2. Wall Street is shouting at the White House and Congress to get their act together. When the yield fell below 1 percent, a number of experts tweeted that this was a clear call for the White House and Congress to take more decisive action — probably even more than the $7.5 billion emergency funding package that’s already in the works.

Economists have pointed out for days that a Fed rate cut can go only so far. It doesn’t matter how low interest rates go. If Americans are worried about catching the coronavirus, they aren’t going to leave their homes to spend a lot of money. What the nation really needs is assurance that the federal government has a handle on the situation and is taking steps to contain the virus, including widespread testing.

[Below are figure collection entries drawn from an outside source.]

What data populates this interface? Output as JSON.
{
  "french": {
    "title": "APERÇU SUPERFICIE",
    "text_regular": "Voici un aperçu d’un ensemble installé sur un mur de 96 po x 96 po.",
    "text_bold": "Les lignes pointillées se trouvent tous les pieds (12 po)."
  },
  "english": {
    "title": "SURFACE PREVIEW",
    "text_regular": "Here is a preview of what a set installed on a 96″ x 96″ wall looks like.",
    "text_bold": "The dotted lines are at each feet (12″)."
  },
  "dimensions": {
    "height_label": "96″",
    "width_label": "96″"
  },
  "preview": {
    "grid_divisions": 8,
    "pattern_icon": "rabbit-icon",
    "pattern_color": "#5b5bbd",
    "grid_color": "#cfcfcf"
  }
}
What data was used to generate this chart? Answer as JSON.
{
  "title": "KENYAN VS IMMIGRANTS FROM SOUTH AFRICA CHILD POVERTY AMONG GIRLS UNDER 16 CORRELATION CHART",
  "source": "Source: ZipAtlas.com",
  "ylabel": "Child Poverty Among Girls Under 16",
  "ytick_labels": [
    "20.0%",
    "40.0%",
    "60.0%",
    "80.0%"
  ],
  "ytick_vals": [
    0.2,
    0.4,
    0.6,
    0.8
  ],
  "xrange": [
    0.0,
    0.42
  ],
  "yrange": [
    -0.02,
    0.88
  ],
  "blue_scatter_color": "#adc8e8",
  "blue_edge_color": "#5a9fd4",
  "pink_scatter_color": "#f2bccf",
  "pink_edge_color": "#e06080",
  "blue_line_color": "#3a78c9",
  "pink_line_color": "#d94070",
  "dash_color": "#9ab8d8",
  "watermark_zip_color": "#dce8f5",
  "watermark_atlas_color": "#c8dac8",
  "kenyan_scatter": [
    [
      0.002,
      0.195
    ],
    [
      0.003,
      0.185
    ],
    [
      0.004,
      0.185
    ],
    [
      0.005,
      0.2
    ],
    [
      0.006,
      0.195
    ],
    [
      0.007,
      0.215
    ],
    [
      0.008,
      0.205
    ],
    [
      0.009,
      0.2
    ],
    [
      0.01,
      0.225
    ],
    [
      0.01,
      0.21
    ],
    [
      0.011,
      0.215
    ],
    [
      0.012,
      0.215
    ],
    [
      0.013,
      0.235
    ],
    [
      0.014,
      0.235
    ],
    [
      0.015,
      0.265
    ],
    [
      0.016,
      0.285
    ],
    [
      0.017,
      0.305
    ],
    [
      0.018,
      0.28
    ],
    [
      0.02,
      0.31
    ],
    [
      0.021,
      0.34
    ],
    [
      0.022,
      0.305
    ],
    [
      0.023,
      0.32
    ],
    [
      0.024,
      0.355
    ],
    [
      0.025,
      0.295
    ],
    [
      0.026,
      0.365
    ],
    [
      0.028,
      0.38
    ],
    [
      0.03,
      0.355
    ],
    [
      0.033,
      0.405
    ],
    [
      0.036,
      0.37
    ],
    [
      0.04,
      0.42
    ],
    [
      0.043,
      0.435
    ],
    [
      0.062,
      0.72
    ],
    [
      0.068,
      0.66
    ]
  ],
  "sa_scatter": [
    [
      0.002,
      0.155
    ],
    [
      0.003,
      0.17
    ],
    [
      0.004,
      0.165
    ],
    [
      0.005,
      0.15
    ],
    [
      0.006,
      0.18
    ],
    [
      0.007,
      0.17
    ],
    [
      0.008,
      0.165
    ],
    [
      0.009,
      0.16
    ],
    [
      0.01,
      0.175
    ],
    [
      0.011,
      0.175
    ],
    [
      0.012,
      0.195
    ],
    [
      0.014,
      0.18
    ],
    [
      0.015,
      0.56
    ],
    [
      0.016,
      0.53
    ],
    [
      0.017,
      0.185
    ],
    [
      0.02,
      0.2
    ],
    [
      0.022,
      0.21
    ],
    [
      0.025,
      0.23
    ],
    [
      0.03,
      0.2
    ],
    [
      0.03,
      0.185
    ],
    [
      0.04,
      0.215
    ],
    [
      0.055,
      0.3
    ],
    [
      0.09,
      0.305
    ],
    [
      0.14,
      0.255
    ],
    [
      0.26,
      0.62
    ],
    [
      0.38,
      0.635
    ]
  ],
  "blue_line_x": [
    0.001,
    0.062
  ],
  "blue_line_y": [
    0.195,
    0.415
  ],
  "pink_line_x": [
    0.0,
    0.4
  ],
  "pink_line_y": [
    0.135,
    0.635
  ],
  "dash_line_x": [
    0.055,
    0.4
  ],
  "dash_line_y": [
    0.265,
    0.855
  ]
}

Here’s how Julia Coronado, a former Fed economist and founder of MacroPolicy Perspectives, described it to me today: “We need to know the extent of the virus in the U.S. We are not even doing broad-based testing. We don’t know where this is or who has it. The uncertainty is so high right now about the most basic things, and that’s weighing on the economy.”

Another major area of concern is that about a quarter of U.S. workers have no paid sick leave, and in the service sector, including fast food and hospitality companies, that figure rises to nearly half of the workforce. Access to paid sick leave allows people to take time off without losing money — and research has shown it tends to make flu rates plummet when people are encouraged to stay home, as The Washington Post’s Christopher Ingraham points out.

3. There’s big demand for “safe” U.S. assets. The movements of the 10-year U.S. Treasury bond are also telling us something about the global economy. Investors around the world tend to run to U.S. government bonds anytime there is a crisis, because U.S. assets are easily tradable and the U.S. government is widely viewed as unlikely to default.

While there is a real risk of a global recession — or even a U.S. one — if the situation worsens, the United States is widely viewed as one of the last or least likely to fall. That’s mainly because the U.S. economy was in pretty good shape at the start of the year. Unemployment remains at a half-century low, with most people who want a job able to get one. Wages were rising and confidence was high. That gives the United States more of a cushion heading into this turbulence than Europe and parts of Asia, which were already struggling to revive their economies before the coronavirus hit.

“If you’re looking for a port in the storm, the U.S. is still the safe haven,” said Lindsey Piegza, chief economist for Stifel Financial. “We are continuing to see those capital flows come into the U.S., which is exacerbating downward pressure on bond yields.”